Reconhecendo essa lacuna, a GGGI (Global Green GrowthInstitute) desenvolveu o relatório "Análise Comparativa de Modelos de Concessão de Transporte Público de Ônibus" ( em  inglês: Comparative Analysis of Bus Public Transport Concession Models). O objetivo principal desse estudo é capacitar os tomadores de decisão a compreender os elementos que contribuem para o sucesso dos modelos de concessão e a fornecer diretrizes e melhores práticas para a tão desejada transformação. A urgência dessa mudança é impulsionada pelas múltiplas limitações dos modelos existentes, que frequentemente carecem de controle governamental sobre a receita, apresentam qualidade de serviço inferior, têm cláusulas de concessão pouco aplicadas e operam com veículos inseguros e poluentes.

O relatório da GGGI analisa e compara modelos de concessão de sete cidades na Europa e na América Latina, variando em tamanho e nível de desenvolvimento. Duas cidades europeias foram selecionadas por seu desempenho consistente e servem como uma meta ambiciosa para cidades em economias emergentes. As cinco cidades latino-americanas foram incluídas para demonstrar o que funcionou na prática em economias emergentes e para identificar as barreiras políticas, econômicas e sociais que dificultam a transformação.

Todas as cidades analisadas no relatório implementaram – em graus variados – sistemas de transporte integrados. O relatório dedica uma seção específica para cada uma delas. Para cinco das cidades – Londres (Reino Unido), Bogotá (Colômbia), Cidade do México (México), Estocolmo (Suécia) e Uberlândia (Brasil) – o foco da discussão está em como seus modelos de concessão atuais operam. Para as duas cidades restantes, a análise gira em torno do processo de transição de um sistema de proprietários-operadores para um sistema organizado composto por empresas formais.

Esta síntese tem como propósito reunir os principais insights e exemplos dos estudos de caso, fornecendo aos tomadores de decisão as ferramentas necessárias para definir o tipo de modelo de concessão mais adequado para suas respectivas cidades.

 Elementos-chave para modelos de concessão eficazes

O relatório da GGGI descreve oito elementos-chave que devem ser considerados para o sucesso no projeto e implementação de um modelo de concessão, com base na experiência dos casos estudados. Esses elementos são:

  • i) Necessidades das partes interessadas: Identificar e equilibrar as expectativas de usuários, operadores e autoridades.
  • ii) Alocação dos contratos de serviços: Definir como os contratos serão distribuídos (por rota, por área, etc.).
  • iii) Funções e responsabilidades da autoridade e dos operadores: Esclarecer quem faz o quê no planejamento, operação e fiscalização.
  • iv) Alocação de riscos: Determinar como os riscos operacionais, financeiros e de demanda serão compartilhados.
  • v) Duração do contrato: Definir o período de validade da concessão.
  • vi) Regime de remuneração: Estabelecer como os operadores serão pagos.
  • vii) Cláusulas, incentivos e penalidades de qualidade: Criar mecanismos para garantir e fiscalizar a qualidade do serviço.
  • viii) Processo de contratação: Definir o método de seleção dos operadores.

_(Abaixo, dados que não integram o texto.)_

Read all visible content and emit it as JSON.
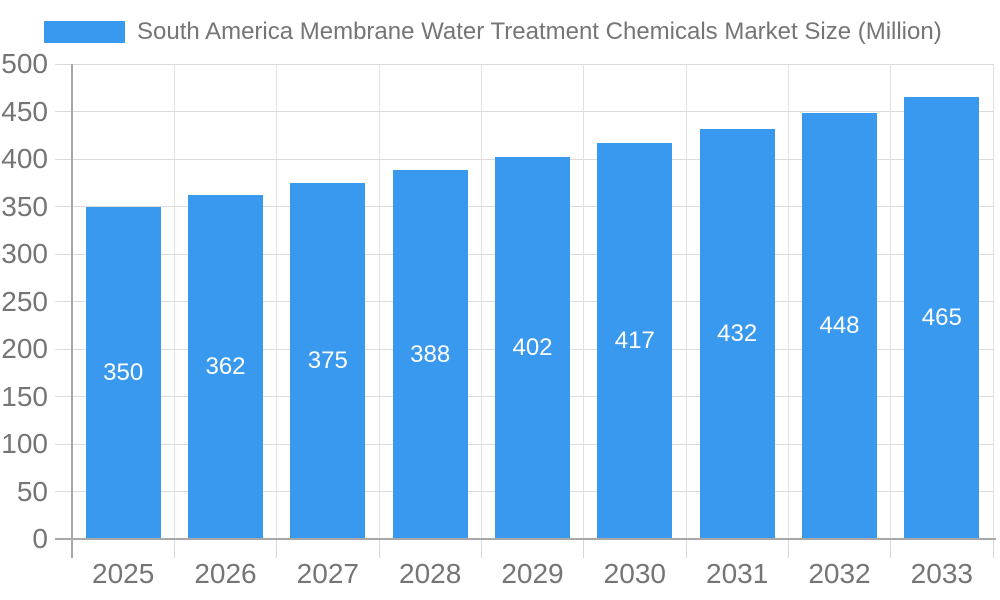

É crucial que os tomadores de decisão considerem esses elementos em consonância com o contexto político, econômico, social e tecnológico local.

O processo de planejamento de um modelo de concessão é cíclico e não linear, exigindo a constante definição e revisão dos elementos mencionados. Geralmente, o processo se inicia com a identificação das necessidades das partes interessadas, seguida pela definição de como os contratos de concessão serão alocados (em termos de rotas e/ou áreas de serviço) e os papéis e responsabilidades das partes principais. Posteriormente, componentes técnicos como cláusulas de qualidade (com incentivos e penalidades), duração do contrato, modelo de remuneração e alocação de riscos são projetados, considerando a estrutura do sistema e as necessidades das partes interessadas. Finalmente, um processo de aquisição é selecionado para implementar o modelo de concessão.

 Necessidades das partes interessadas: a base da planejamento

Um aspecto fundamental do processo de planejamento é a identificação das necessidades, motivações e capacidades dos principais intervenientes: usuários, operadores e autoridades. Esta etapa, quando executada com atenção, fornece aos planejadores informações valiosas para definir objetivos claros e estruturar os elementos específicos dos contratos de concessão. Isso garante que as necessidades das diversas partes interessadas sejam atendidas e que a sustentabilidade do sistema seja aprimorada.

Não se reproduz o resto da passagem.